Os camarões também entram nos mangues
durante a maré alta para se alimentar. Muitas das espécies de peixes do
litoral brasileiro dependem das fontes alimentares do manguezal, pelo menos na
fase jovem. Entre eles estão bagres, robalos, manjubas e tainhas. A riqueza de
peixes atrai predadores, como algumas espécies de tubarões, cações e até
golfinhos. O jacaré de papo amarelo e o sapo Bufo marinus podem, ocasionalmente,
ser encontrados.
Aves típicas são poucas, devido à
pequena diversidade florística; entretanto, algumas espécies usam as árvores
do mangue como pontos de observação, de repouso e de nidificação. Estas aves
se alimentam de peixes, crustáceos e moluscos, especialmente na maré baixa,
quando os fundos lodosos estão expostos.
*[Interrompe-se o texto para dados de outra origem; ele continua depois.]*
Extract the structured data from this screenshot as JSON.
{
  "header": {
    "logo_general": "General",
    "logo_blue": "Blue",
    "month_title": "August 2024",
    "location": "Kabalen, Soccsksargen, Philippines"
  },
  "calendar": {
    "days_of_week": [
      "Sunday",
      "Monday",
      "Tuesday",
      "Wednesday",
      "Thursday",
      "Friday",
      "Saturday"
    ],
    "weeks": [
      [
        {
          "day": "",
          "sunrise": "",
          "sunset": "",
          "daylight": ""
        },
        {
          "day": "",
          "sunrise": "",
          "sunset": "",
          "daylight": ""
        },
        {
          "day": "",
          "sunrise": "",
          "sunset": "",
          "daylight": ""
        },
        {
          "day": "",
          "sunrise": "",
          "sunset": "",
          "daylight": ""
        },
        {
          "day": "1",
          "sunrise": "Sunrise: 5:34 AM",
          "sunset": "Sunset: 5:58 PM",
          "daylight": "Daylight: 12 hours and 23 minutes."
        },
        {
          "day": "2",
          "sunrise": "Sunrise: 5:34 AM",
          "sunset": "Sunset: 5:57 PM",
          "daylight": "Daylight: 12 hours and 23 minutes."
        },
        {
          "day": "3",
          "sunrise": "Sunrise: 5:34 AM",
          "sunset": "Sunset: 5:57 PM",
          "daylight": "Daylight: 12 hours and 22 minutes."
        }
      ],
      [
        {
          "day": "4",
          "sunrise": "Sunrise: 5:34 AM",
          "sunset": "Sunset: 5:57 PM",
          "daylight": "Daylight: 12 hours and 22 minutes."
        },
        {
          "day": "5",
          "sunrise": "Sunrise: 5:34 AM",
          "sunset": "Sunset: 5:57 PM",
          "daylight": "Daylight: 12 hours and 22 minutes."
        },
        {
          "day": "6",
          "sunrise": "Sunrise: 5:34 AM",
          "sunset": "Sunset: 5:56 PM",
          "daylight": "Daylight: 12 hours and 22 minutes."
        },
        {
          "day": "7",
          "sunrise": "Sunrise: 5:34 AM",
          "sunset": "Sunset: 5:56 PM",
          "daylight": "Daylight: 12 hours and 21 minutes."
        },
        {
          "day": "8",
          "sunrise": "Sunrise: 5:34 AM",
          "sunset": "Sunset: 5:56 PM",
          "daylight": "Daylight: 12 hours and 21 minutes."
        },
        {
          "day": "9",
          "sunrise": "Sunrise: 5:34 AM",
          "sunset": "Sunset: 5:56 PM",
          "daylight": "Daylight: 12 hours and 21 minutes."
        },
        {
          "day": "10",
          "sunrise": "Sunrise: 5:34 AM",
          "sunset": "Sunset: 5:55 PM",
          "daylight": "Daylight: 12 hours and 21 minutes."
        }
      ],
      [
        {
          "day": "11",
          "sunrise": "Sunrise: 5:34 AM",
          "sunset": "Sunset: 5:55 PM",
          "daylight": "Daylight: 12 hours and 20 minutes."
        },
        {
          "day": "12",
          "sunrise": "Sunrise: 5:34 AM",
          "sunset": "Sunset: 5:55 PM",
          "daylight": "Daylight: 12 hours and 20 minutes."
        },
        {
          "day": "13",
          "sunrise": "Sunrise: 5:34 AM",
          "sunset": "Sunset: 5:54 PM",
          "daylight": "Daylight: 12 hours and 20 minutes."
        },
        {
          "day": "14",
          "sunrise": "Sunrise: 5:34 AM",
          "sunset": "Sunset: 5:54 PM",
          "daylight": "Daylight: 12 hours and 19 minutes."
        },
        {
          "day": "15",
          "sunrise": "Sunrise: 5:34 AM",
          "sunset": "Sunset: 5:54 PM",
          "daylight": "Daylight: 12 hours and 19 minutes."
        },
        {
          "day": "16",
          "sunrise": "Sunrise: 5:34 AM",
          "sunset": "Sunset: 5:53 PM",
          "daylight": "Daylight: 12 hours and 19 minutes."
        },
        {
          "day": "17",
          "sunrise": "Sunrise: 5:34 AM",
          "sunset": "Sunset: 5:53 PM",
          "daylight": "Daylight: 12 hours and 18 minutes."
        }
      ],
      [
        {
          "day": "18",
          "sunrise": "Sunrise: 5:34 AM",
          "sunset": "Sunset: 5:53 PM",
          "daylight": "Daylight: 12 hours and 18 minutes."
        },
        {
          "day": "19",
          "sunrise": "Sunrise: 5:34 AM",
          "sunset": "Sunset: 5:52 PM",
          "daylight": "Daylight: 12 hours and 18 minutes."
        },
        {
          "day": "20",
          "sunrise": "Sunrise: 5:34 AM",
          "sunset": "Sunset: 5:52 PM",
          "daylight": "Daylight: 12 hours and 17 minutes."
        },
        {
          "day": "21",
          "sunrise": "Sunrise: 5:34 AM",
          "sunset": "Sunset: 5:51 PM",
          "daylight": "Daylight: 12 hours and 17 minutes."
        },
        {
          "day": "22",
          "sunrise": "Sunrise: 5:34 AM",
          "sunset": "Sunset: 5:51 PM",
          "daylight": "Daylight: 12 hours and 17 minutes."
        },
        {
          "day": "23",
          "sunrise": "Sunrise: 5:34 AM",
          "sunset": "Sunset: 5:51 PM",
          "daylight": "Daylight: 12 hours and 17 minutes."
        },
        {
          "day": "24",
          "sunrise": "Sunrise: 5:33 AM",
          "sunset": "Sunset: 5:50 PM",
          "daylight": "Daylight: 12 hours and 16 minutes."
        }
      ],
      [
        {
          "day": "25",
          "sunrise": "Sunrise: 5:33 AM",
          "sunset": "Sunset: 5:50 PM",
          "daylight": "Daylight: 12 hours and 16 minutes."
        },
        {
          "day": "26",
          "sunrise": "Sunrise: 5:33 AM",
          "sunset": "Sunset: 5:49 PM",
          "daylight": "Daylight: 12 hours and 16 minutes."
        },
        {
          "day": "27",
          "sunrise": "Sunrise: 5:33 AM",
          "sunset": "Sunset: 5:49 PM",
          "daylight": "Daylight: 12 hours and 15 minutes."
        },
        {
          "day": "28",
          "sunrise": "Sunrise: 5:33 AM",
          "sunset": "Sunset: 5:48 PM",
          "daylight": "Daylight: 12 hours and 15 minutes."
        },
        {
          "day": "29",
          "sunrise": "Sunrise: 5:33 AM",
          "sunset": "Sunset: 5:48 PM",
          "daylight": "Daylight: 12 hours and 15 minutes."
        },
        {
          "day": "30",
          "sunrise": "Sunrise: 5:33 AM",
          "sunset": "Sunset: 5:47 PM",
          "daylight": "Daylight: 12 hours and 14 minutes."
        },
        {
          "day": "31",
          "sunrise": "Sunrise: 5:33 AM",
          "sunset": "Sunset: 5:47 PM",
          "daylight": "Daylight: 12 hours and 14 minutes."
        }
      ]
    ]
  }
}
Entre os mamíferos, o coati é
especialista em alimentar-se de caranguejos. A lontra, hábil pescadora, é freqüente,
assim como o guaxinim.
Os manguezais, usados pelos homens dos
sambaquis há mais de 7 mil anos e, a partir de então, pelas populações que
os sucederam, fornecem uma rica alimentação protéica para a população litorânea
brasileira. A pesca artesanal de peixes, camarões, caranguejos e moluscos é
para os moradores do litoral a principal fonte de subsistência.
Embora protegido por lei, o manguezal
ainda sofre com a destruição gratuita, poluição doméstica e química das águas,
derramamentos de petróleo e aterros mal planejados.